Removing Members in Groups in Azure AD Powershell Automatically (App API Permission)

Question

I'm trying to remove members of groups automatically via a PowerShell Script. There's an Azure AD app created, with User.ReadWrite.All (Application) and as User administrator (service principal) permissions. I'm doing several steps in this script, so don't wonder about the several logons:

Connect-ExchangeOnline
Connect-AzureAD
Connect-MgGraph
...differentTasks...
Remove-AzureADGroupMember -ObjectId '...' -memberId '...' 
...someMoreTasks...

The response is:

Remove-AzureADGroupMember : Error occurred while executing RemoveGroupMember 
Code: Request_BadRequest
Message: Cannot Update a mail-enabled security groups and or distribution list.

Answer 1

I tried in my environment, and I am able to remove the members from the Azure AD group successfully like below command:

Remove-AzureADGroupMember -ObjectId 'Your_Object_Id' -memberId 'Your_Member_Id'

You can refer to the script mentioned in this link if you want to remove mailenabled users.

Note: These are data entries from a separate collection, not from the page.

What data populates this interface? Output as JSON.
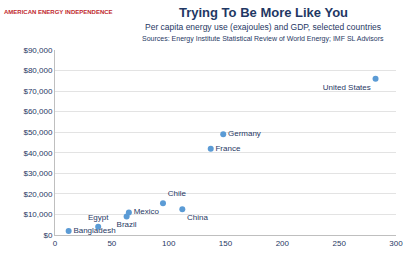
{
  "chart_data": {
    "type": "scatter",
    "title": "Trying To Be More Like You",
    "subtitle": "Per capita energy use (exajoules) and GDP, selected countries",
    "source": "Sources: Energy Institute Statistical Review of World Energy; IMF SL Advisors",
    "annotations": [
      {
        "text": "AMERICAN ENERGY INDEPENDENCE"
      }
    ],
    "point_labels": [
      "Bangladesh",
      "Egypt",
      "Brazil",
      "Mexico",
      "Chile",
      "China",
      "France",
      "Germany",
      "United States"
    ],
    "x": [
      12,
      38,
      63,
      65,
      95,
      112,
      137,
      148,
      282
    ],
    "values": [
      2000,
      4000,
      9000,
      11000,
      15500,
      12500,
      42000,
      49000,
      76000
    ],
    "color": "#5b9bd5",
    "marker": "circle",
    "xlim": [
      0,
      300
    ],
    "xticks": [
      0,
      50,
      100,
      150,
      200,
      250,
      300
    ],
    "ylim": [
      0,
      90000
    ],
    "yticks": [
      {
        "value": 0,
        "label": "$0"
      },
      {
        "value": 10000,
        "label": "$10,000"
      },
      {
        "value": 20000,
        "label": "$20,000"
      },
      {
        "value": 30000,
        "label": "$30,000"
      },
      {
        "value": 40000,
        "label": "$40,000"
      },
      {
        "value": 50000,
        "label": "$50,000"
      },
      {
        "value": 60000,
        "label": "$60,000"
      },
      {
        "value": 70000,
        "label": "$70,000"
      },
      {
        "value": 80000,
        "label": "$80,000"
      },
      {
        "value": 90000,
        "label": "$90,000"
      }
    ],
    "grid": true
  }
}
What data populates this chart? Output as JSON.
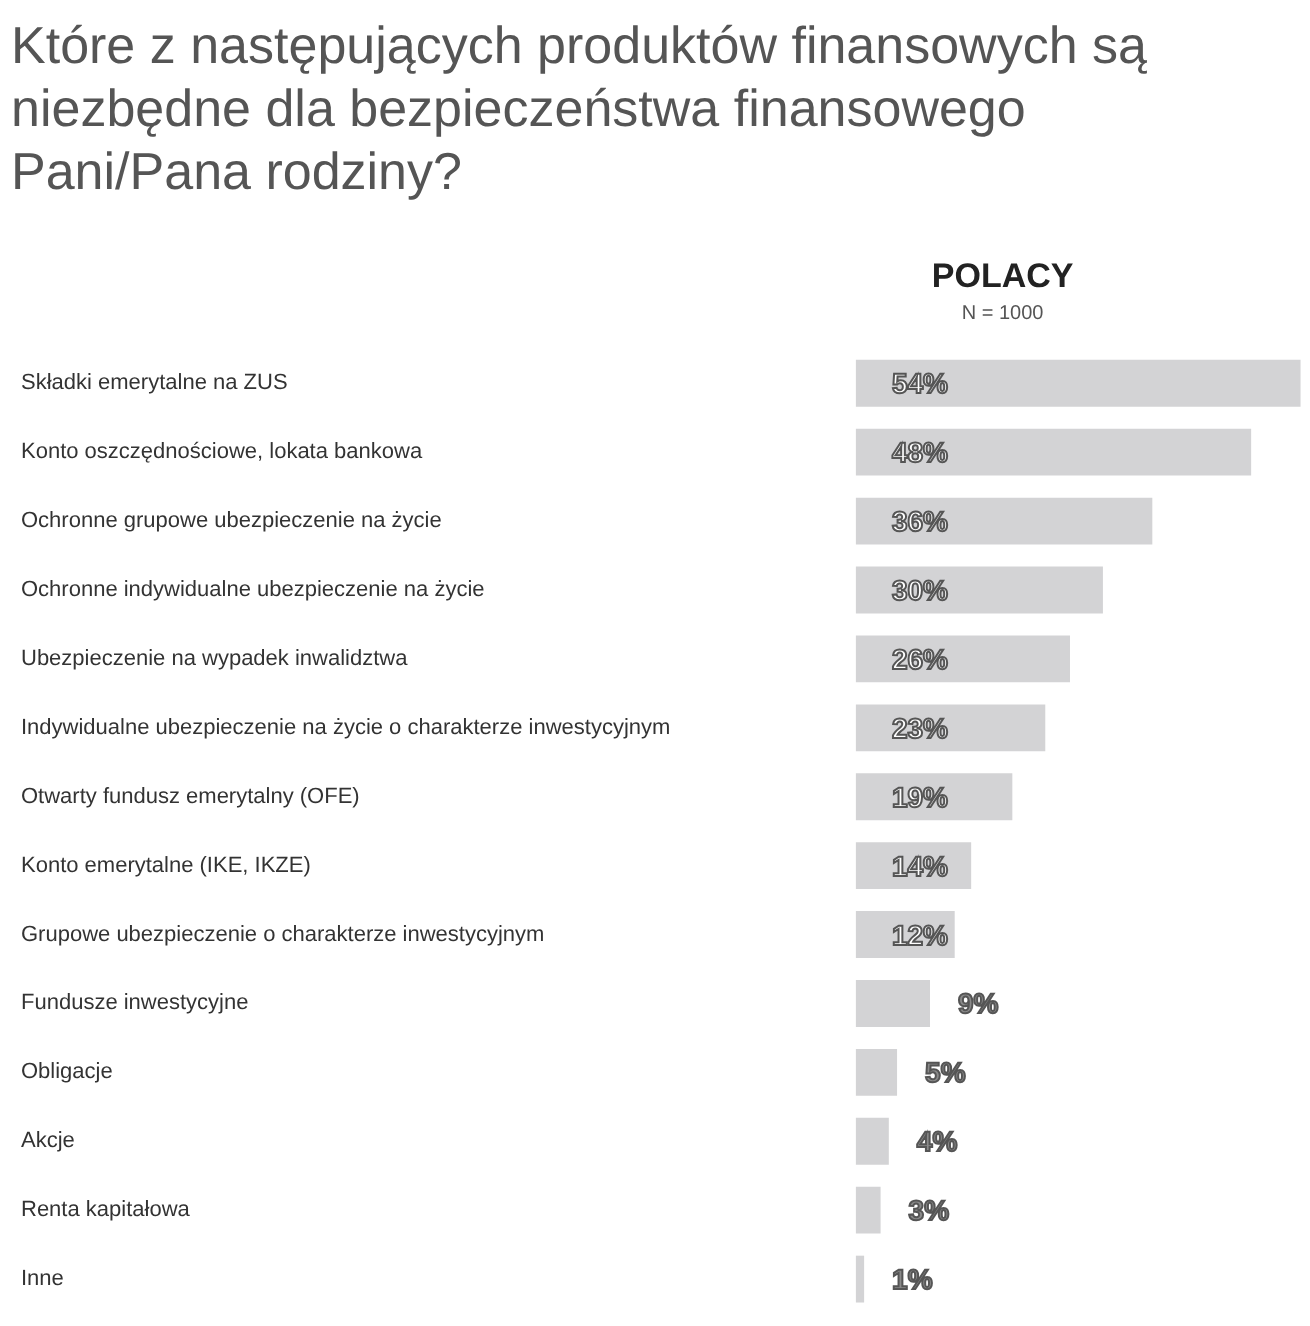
{
  "chart_data": {
    "type": "bar",
    "orientation": "horizontal",
    "title": "Które z następujących produktów finansowych są niezbędne dla bezpieczeństwa finansowego Pani/Pana rodziny?",
    "subtitle": "POLACY",
    "annotations": [
      "N = 1000"
    ],
    "categories": [
      "Składki emerytalne na ZUS",
      "Konto oszczędnościowe, lokata bankowa",
      "Ochronne grupowe ubezpieczenie na życie",
      "Ochronne indywidualne ubezpieczenie na życie",
      "Ubezpieczenie na wypadek inwalidztwa",
      "Indywidualne ubezpieczenie na życie o charakterze inwestycyjnym",
      "Otwarty fundusz emerytalny (OFE)",
      "Konto emerytalne (IKE, IKZE)",
      "Grupowe ubezpieczenie o charakterze inwestycyjnym",
      "Fundusze inwestycyjne",
      "Obligacje",
      "Akcje",
      "Renta kapitałowa",
      "Inne"
    ],
    "values": [
      54,
      48,
      36,
      30,
      26,
      23,
      19,
      14,
      12,
      9,
      5,
      4,
      3,
      1
    ],
    "value_labels": [
      "54%",
      "48%",
      "36%",
      "30%",
      "26%",
      "23%",
      "19%",
      "14%",
      "12%",
      "9%",
      "5%",
      "4%",
      "3%",
      "1%"
    ],
    "color": "#d3d3d5",
    "grid": false
  }
}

$email = "[email protected]"
$AzureMember = get-azureaduser -objectid $email | Select objectId
$AzureMember | Get-AzureADUserMembership | Where-Object {($_.ObjectType -eq "Group") -and ($_.MailEnabled -eq $True)} | ForEach-Object {
Remove-AzureADGroupMember -ObjectId $_.ObjectId -MemberId $AzureMember.ObjectId -InformationAction Continue
}

For more in detail, please refer below link:

I am trying to add member in mail enabled security group using graph api, Is that possible? - Microsoft Q&A

Answer 2

I figured it out. I tested it with a different group type - when i choose the "real" azureadgroup, everything worked fine than ... thanks for you help.